J. J. Rouſſeau, fameux relaps, écrivain très-éloquent, philoſophe viſionnaire, jouant la miſanthropie et ambitionnant la perſécution, écrivit un avant-propos à ſa nouvelle Héloïse, qui eſt unique : il inſulte le lecteur et ne l’indiſpose pas. Un petit avant-propos étant de ſaiſon dans tout ouvrage, j’en écris un auſſi ; mais c’eſt pour vous procurer ma connoiſſance, mon cher lecteur, et pour me concilier votre amitié : vous verrez, j’eſpère, que je ne prétens rien ni par mon ſtyle, ni par des nouvelles, et ſurprenantes découvertes en morale, comme l’auteur que je viens de nommer, qui n’écrivoit pas comme on parle, et qui au lieu de décider en conſéquence d’un ſyſtême, il prononçoit des aphorismes réſultans d’un enchaînement caſuel de ſes chaudes circonlocutions, et non pas de la froide raiſon : ſes axiomes ſont des paradoxes faits pour faire éternuer l’eſprit : paſſés à la coupelle de l’entendement, ils ſe diſperſent en fumée. Je vous préviens que dans cette hiſtoire vous ne trouverez rien de nouveau que l’hiſtoire, car pour ce qui regarde la morale, Socrate, Horace, Seneque, Boèce et pluſieurs autres ont tout dit : tout ce que nous pouvons faire encore ne conſiſte qu’en portraits ; et il n’eſt pas néceſſaire de poſſéder un grand génie pour en faire même de fort jolis.
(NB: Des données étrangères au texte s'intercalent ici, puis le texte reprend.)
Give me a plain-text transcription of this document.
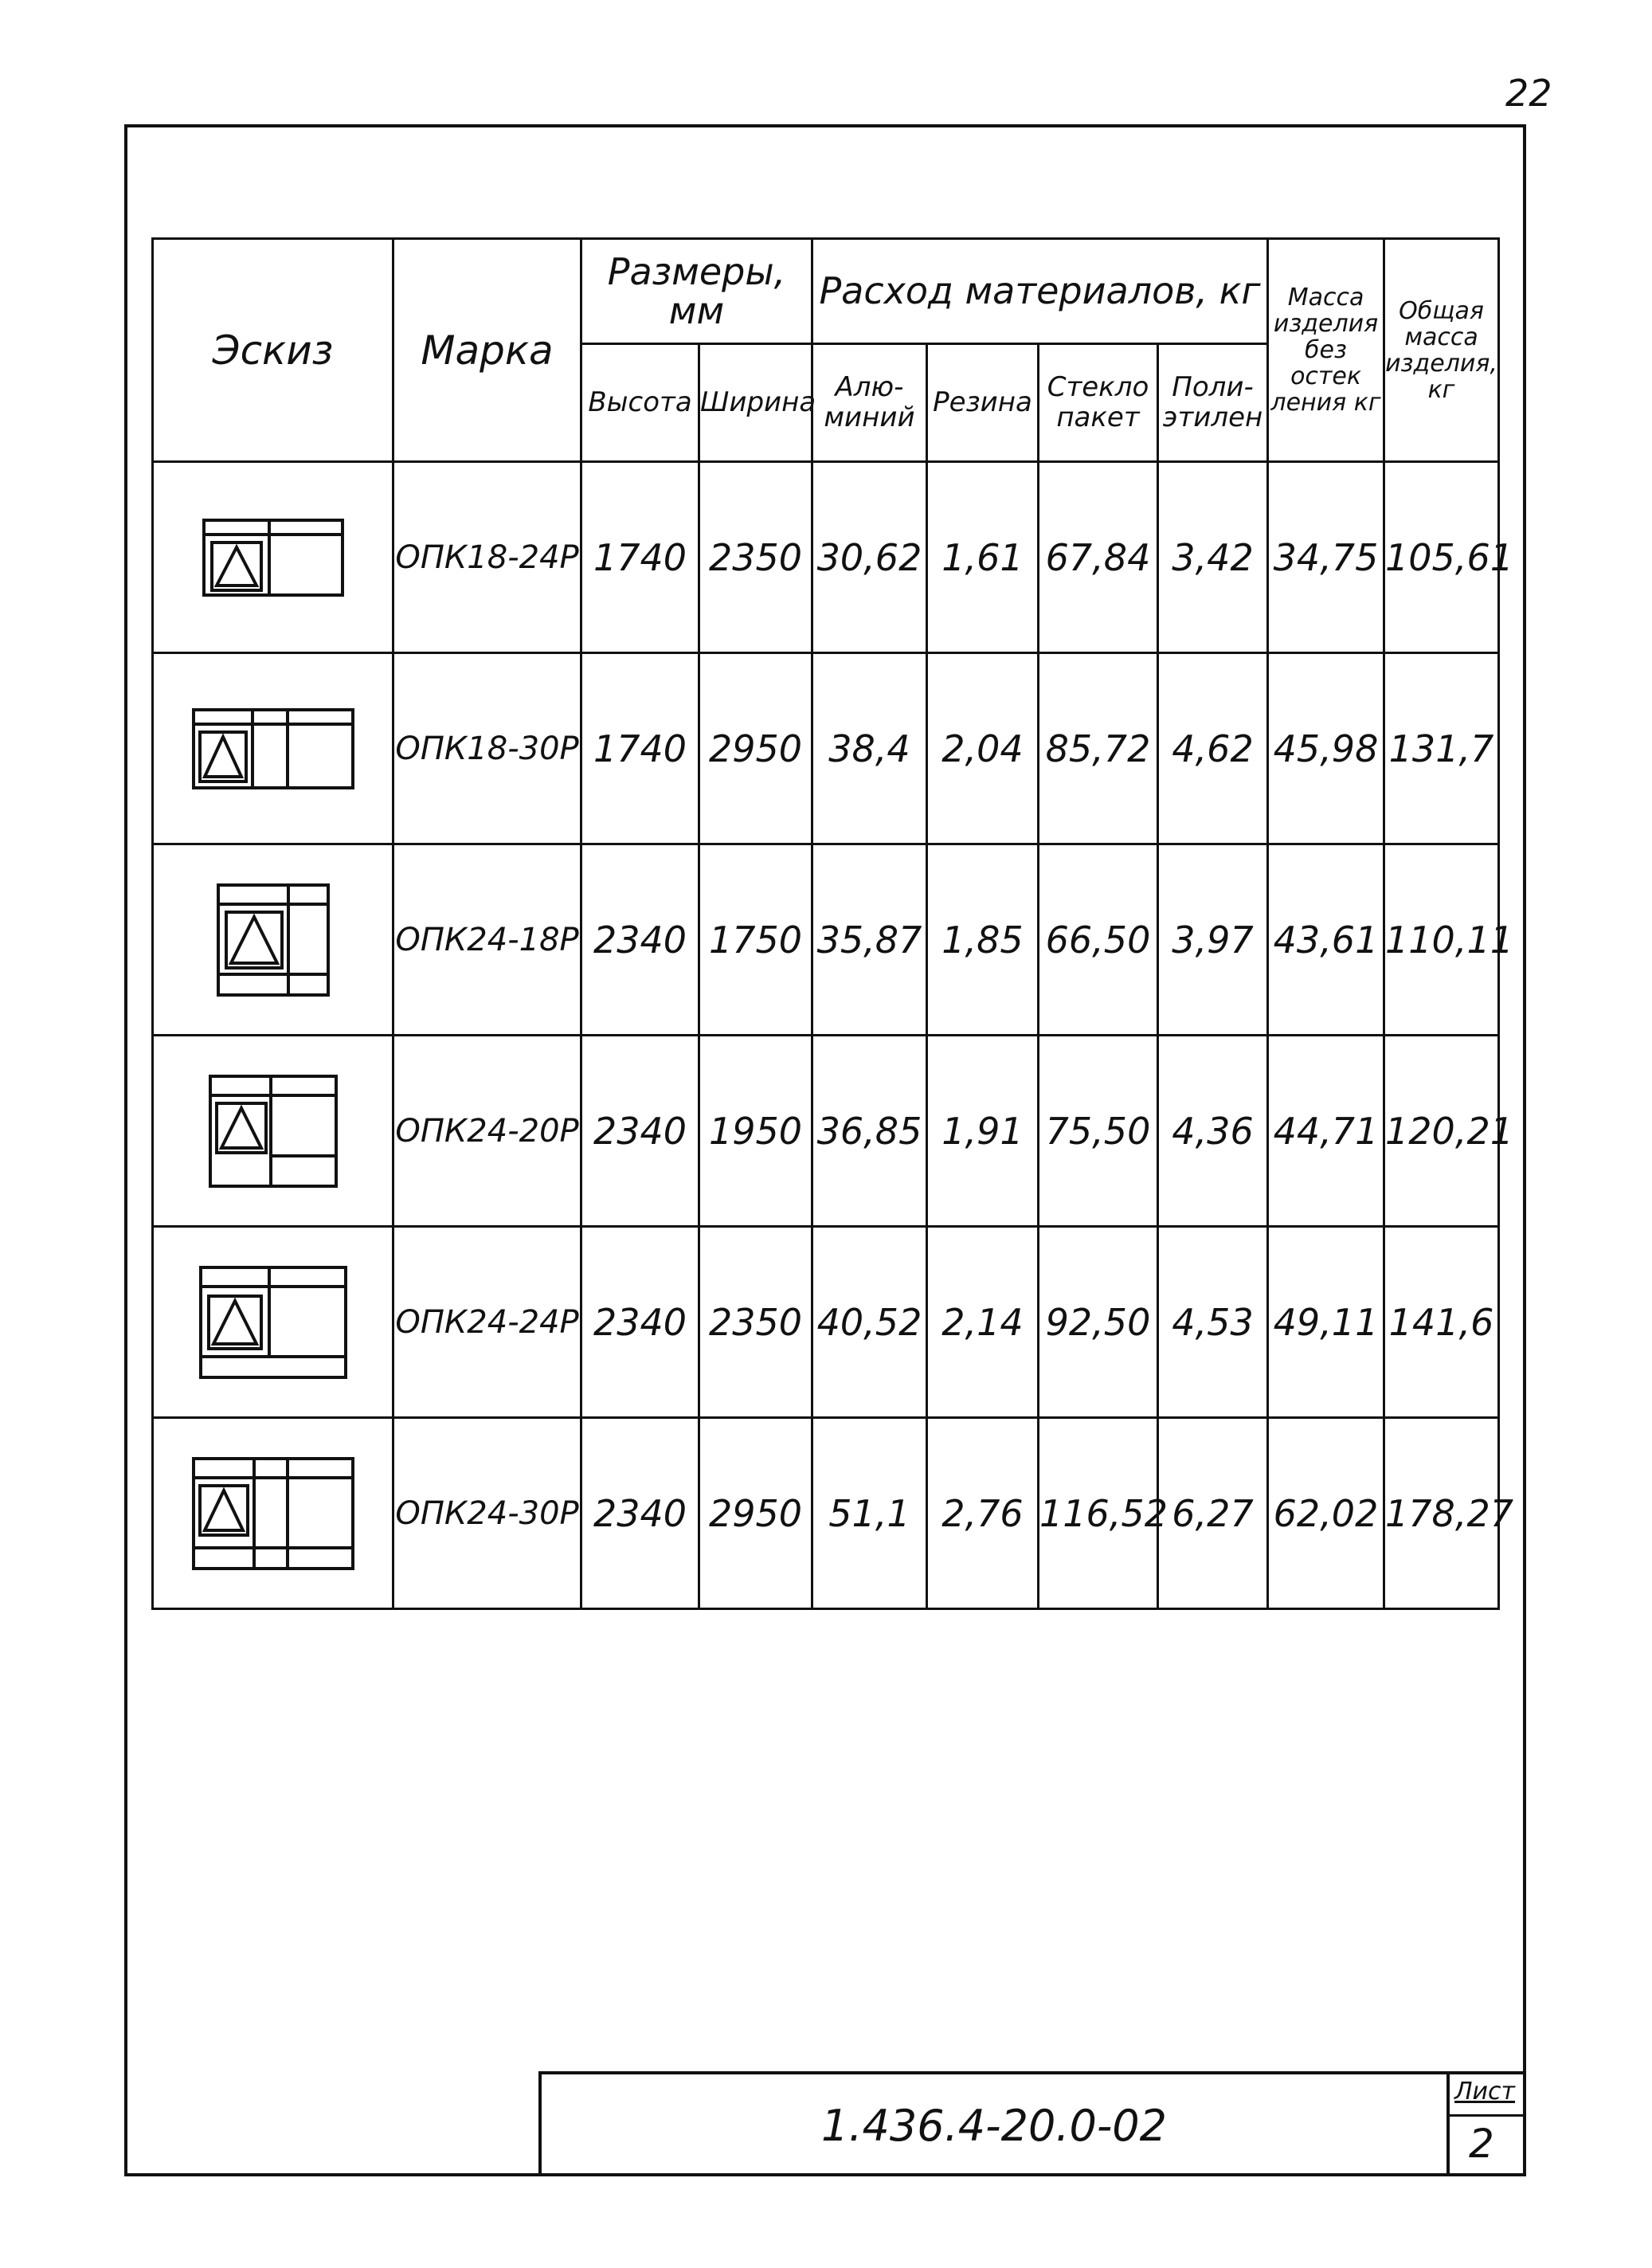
22
Эскиз	Марка	Размеры, мм		Расход материалов, кг				Масса изделия без остек ления кг	Общая масса изделия, кг
		Высота	Ширина	Алю-миний	Резина	Стекло пакет	Поли-этилен		

	ОПК18-24Р	1740	2350	30,62	1,61	67,84	3,42	34,75	105,61

	ОПК18-30Р	1740	2950	38,4	2,04	85,72	4,62	45,98	131,7

	ОПК24-18Р	2340	1750	35,87	1,85	66,50	3,97	43,61	110,11

	ОПК24-20Р	2340	1950	36,85	1,91	75,50	4,36	44,71	120,21

	ОПК24-24Р	2340	2350	40,52	2,14	92,50	4,53	49,11	141,6

	ОПК24-30Р	2340	2950	51,1	2,76	116,52	6,27	62,02	178,27
1.436.4-20.0-02
Лист
2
Vous devez me vouloir du bien, mon cher lecteur, car ſans nul autre intérêt que celui de vous amuſer, et ſûr de vous plaire je vous préſente une confeſſion. Si un écrit de cette eſpèce n’eſt pas ce qu’on appelle une véritable confeſſion il faut le jetter par la fenêtre, car un auteur qui ſe loue n’eſt pas digne d’être lu : je ſens dans moi-même le repentir, et l’humiliation ; et c’eſt tout ce qu’il faut pour que ma confeſſion ſoit parfaite ; mais ne vous attendez pas à me trouver mépriſable : une confeſſion ſincère ne peut rendre mépriſable que celui qui l’eſt effectivement, et celui qui l’eſt eſt bien fou s’il la fait au public, dont tout homme ſage doit aſpirer à l’estime. Je ſuis donc certain que vous ne me mépriſerez pas. Je n’ai jamais commis des fautes que trompé par mon cœur, ou tyranniſé par une force abuſive d’eſprit, que l’âge ſeul a pu dompter ; et c’eſt aſſez pour me faire rougir : les ſentiments d’honneur, que me communiquèrent ceux qui m’ont appris à vivre, furent toujours mes idôles, quoique non pas toujours à l’abri de la calomnie. Je n’ai point de plus grand mérite.

Trente-deux ans après l’évenement je me détermine à écrire l’hiſtoire d’un fait qui me ſurprit à l’âge de trente nel mezzo del cammin di noſtra vita. La raiſon qui m’oblige à l’écrire eſt celle de me ſoulager de la peine de la réciter toutes les fois que des perſonnes dignes de reſpect, ou de mon amitié exigent, ou me prient que je leur faſſe ce plaiſir. Il m’eſt arrivé cent fois de me trouver après le récit de cette hiſtoire quelqu’altération dans la ſanté, cauſée ou par le fort ſouvenir de la triſte aventure, ou par la fatigue ſoutenue par mes organes en devoir d’en détailler les circonſtances : j’ai cent fois décidé de l’écrire, mais pluſieurs raiſons ne me l’ont jamais permis : elles ſont toutes diſparues aujourd’hui à l’aſpect de celle qui me met la plume à la main.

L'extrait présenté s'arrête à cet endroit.